For my private office I needed to radically improve my security capabilities, hence the introduction of an SRX300.
I am trying to get basic functionality sorted before expanding my use of VPNs and introducing vSRX to my remote environments. As a non-Juniper non-network administrator person, my approach has been to try and get a basic configuration using J-Web, and then to modify that to achieve my goals - hence my switch to D-90.7, which is actually capable of generating a configuration through J-Web that is valid and accepted.
I have two main problems right now.
- A device that expects encrypted multicast IPv4 packets, 802.1P priority 0 and 802.1Q VLAN ID tagged 101. The 802.1 related information is not being passed through the SRX300, although the Meraki switch (in default ex factory mode) does pass this information through when connected to the ISP supplied router, so I'm reasonably confident that the problem is SRX300 related, not switch related.

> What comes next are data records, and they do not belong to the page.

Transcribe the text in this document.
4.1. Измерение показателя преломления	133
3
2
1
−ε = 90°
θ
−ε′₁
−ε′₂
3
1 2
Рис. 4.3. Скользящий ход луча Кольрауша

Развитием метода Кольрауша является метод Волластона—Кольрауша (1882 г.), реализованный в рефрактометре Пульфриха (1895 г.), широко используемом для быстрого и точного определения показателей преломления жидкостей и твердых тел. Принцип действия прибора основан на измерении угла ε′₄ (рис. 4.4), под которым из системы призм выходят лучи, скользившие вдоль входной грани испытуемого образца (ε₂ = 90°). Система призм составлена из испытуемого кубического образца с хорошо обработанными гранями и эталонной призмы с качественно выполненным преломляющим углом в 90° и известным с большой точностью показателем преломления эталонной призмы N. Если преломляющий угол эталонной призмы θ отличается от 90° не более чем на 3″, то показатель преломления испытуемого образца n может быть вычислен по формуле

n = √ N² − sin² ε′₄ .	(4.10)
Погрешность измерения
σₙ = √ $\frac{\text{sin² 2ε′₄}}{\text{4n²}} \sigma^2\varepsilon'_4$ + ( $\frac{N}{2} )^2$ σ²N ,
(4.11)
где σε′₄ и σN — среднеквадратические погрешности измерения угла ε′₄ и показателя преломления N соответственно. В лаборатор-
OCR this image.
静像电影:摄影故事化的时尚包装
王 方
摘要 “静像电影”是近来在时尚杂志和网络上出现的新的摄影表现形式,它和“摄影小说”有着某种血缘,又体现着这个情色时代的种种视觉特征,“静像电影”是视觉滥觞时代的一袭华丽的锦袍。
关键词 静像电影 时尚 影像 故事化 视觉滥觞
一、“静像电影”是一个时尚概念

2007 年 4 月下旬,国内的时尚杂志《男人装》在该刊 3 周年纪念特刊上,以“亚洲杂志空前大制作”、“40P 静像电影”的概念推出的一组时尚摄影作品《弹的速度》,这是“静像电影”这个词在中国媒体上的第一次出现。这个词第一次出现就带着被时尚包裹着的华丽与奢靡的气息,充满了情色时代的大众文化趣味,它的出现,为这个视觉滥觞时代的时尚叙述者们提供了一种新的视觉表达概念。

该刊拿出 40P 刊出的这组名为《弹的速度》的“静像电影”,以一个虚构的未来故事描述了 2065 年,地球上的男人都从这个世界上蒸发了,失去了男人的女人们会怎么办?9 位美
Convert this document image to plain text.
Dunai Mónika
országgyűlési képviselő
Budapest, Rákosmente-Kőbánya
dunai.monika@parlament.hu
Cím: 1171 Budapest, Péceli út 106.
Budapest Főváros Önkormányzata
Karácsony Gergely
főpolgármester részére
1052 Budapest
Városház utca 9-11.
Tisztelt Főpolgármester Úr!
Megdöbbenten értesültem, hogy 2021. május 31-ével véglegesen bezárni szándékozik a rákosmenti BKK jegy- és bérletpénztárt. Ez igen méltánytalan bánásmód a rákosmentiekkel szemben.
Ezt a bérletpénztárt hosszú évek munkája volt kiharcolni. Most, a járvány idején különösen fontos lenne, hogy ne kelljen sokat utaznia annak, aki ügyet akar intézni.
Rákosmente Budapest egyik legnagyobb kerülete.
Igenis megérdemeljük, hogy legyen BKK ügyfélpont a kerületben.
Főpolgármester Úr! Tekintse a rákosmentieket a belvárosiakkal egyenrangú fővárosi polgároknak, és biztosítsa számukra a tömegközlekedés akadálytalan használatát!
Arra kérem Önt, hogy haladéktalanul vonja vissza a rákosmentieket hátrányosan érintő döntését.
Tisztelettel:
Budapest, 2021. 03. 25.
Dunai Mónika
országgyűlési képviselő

- A number of devices that have ethernet connectivity, and need to be able to access the internet, that I perceive as "risky", in the way that virtually all IOT devices are risky. Mostly my secure devices communicate with them through non-ethernet interfaces (usually HDMI 2), although there are some grey areas (Sony AV equipment and Sony computers talk to each other in so many ways).
The SRX300 is in Ethernet switching mode. I have a default VLAN and irb configured.
Ideally, I would like to attach the multicast device to a separate port on the SRX, in a zone of its own, and not worry about it. I'm not sure how to set up a static route that would work, that passes through the 802.1 info unchanged from the remote site. So that everything else is isolated from it.
I'd like to put the questionably insecure devices into isolation, from which they can go out to the internet but not elsewhere, but I'd prefer to retain the present "casting" capability.
However, there are updates which are pushed to these devices, to add to the difficulties. I imagine I can whitelist who is doing the pushing.
I'd be extremely grateful for some pointers to help with making these configuration changes. What is obvious to networking engineers isn't always obvious to me.
Incidentally, anybody in Britain should be aware that Open Reach FTTC cabinets are now mostly capable of handling Baby Jumbo and Jumbo frames (<9000), although I haven't tried anything at the larger end of the scale.